A Comparison of the Effects of Amlodipine and Hydrochlorothiazide Monotherapy on Lipid Metabolism in Hypertensive Nigerians with Type 2 Diabetes Mellitus
- *Corresponding Author:
- Godfrey BS Iyalomhe
Department of Pharmacology and Therapeutics
College of Medicine, Ambrose Alli University, Ekpoma, Nigeria,
Tel: +234-8053973990, +234-8067500780
E-mail: [email protected]
Received date: October 23, 2012; Accepted date: November 22, 2012; Published date: November 27, 2012
Citation: Iyalomhe GBS, Omogbai EKI, Isah AO, Iyalomhe OOB, Dada FL, et al. (2012) A Comparison of the Effects of Amlodipine and Hydrochlorothiazide Monotherapy on Lipid Metabolism in Hypertensive Nigerians with Type 2 Diabetes Mellitus. J Diabetes Metab 3:229. doi: 10.4172/2155-6156.1000229
Copyright: © 2012 Iyalomhe GBS, et al. This is an open-access article distributed under the terms of the Creative Commons Attribution License, which permits unrestricted use, distribution, and reproduction in any medium, provided the original author and source are credited.
Background: Although the association between antihypertensive therapy and lipid profiles is well established, there are very limited reports regarding the same in hypertensive Nigerians with type 2 diabetes mellitus. The aim of this study is to evaluate the extent to which treatment with amlodipine or hydrochlorothiazide would affect lipid panels.

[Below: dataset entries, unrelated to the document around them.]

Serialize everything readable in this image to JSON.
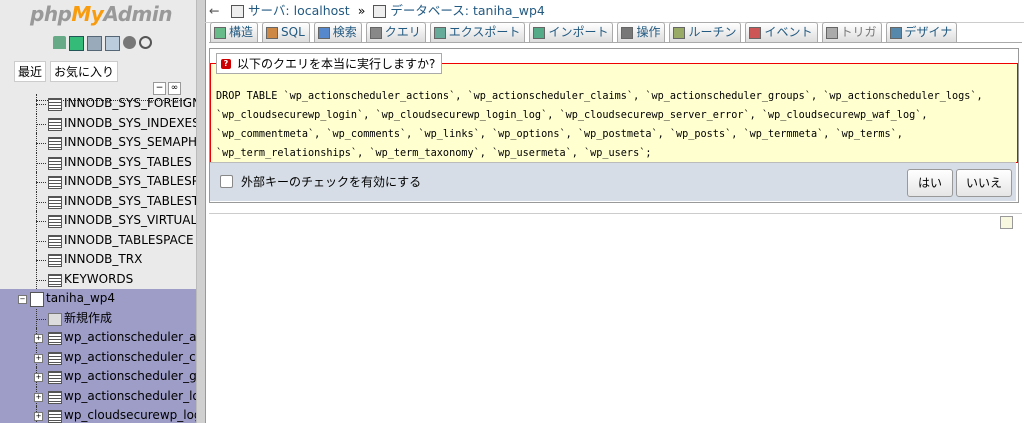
{
  "sidebar": {
    "logo_php": "php",
    "logo_my": "My",
    "logo_admin": "Admin",
    "fav_tabs": [
      "最近",
      "お気に入り"
    ],
    "tables_above": [
      "INNODB_SYS_FOREIGN",
      "INNODB_SYS_INDEXES",
      "INNODB_SYS_SEMAPH",
      "INNODB_SYS_TABLES",
      "INNODB_SYS_TABLESP",
      "INNODB_SYS_TABLEST",
      "INNODB_SYS_VIRTUAL",
      "INNODB_TABLESPACE",
      "INNODB_TRX",
      "KEYWORDS"
    ],
    "database": "taniha_wp4",
    "new_label": "新規作成",
    "db_tables": [
      "wp_actionscheduler_ac",
      "wp_actionscheduler_cla",
      "wp_actionscheduler_gr",
      "wp_actionscheduler_lo",
      "wp_cloudsecurewp_logi"
    ]
  },
  "breadcrumb": {
    "back": "←",
    "server_label": "サーバ:",
    "server": "localhost",
    "sep": "»",
    "db_label": "データベース:",
    "db": "taniha_wp4"
  },
  "tabs": [
    {
      "label": "構造",
      "icon": "structure-icon"
    },
    {
      "label": "SQL",
      "icon": "sql-icon"
    },
    {
      "label": "検索",
      "icon": "search-icon"
    },
    {
      "label": "クエリ",
      "icon": "query-icon"
    },
    {
      "label": "エクスポート",
      "icon": "export-icon"
    },
    {
      "label": "インポート",
      "icon": "import-icon"
    },
    {
      "label": "操作",
      "icon": "operations-icon"
    },
    {
      "label": "ルーチン",
      "icon": "routines-icon"
    },
    {
      "label": "イベント",
      "icon": "events-icon"
    },
    {
      "label": "トリガ",
      "icon": "triggers-icon",
      "disabled": true
    },
    {
      "label": "デザイナ",
      "icon": "designer-icon"
    }
  ],
  "confirm": {
    "question": "以下のクエリを本当に実行しますか?",
    "sql": "DROP TABLE `wp_actionscheduler_actions`, `wp_actionscheduler_claims`, `wp_actionscheduler_groups`, `wp_actionscheduler_logs`, `wp_cloudsecurewp_login`, `wp_cloudsecurewp_login_log`, `wp_cloudsecurewp_server_error`, `wp_cloudsecurewp_waf_log`, `wp_commentmeta`, `wp_comments`, `wp_links`, `wp_options`, `wp_postmeta`, `wp_posts`, `wp_termmeta`, `wp_terms`, `wp_term_relationships`, `wp_term_taxonomy`, `wp_usermeta`, `wp_users`;",
    "fk_checkbox_label": "外部キーのチェックを有効にする",
    "fk_checked": false,
    "yes_label": "はい",
    "no_label": "いいえ"
  },
  "colors": {
    "accent_link": "#235a81",
    "error_bg": "#ffffd0",
    "error_border": "#ee0000",
    "selected_tree": "#9d9dc8"
  }
}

Materials and methods: Forty newly diagnosed hypertensive subjects with controlled type 2 diabetes mellitus aged 43-68 years were randomized to amlodipine and hydrochlorothiazide treatment groups. Each group comprised 20 patients (20 males and 20 females) and they were treated, respectively, with amlodipine 10 mg and hydrochlorothiazide 25 mg, all given once daily for 48 weeks. Body mass index, blood pressure and lipid parameters were evaluated at baseline (week 0) before treatment as well as at the end of 1, 3, 6, 12, 24, 36 and 48 weeks.
Results: The 2 medications significantly reduced blood pressure values, though the blood pressure-lowering effect of amlodipine was significantly greater compared with that of hydrochlorothiazide (P<0.01). Total cholesterol and triglyceride mean values were not significantly affected by drug treatment. Whereas amlodipine significantly increased high density lipoprotein cholesterol (P<0.0001) and significantly decreased low density lipoprotein cholesterol in males (P<0.001), hydrochlorothiazide did not cause any significant change in the variables.
Discussion: We observed that although both drugs significantly decreased blood pressure, hydrochlorothiazide may adversely affect serum lipid panel as compared with amlodipine that exerts a beneficial effect on it. Clinicians need to consider this in the choice of drug treatment.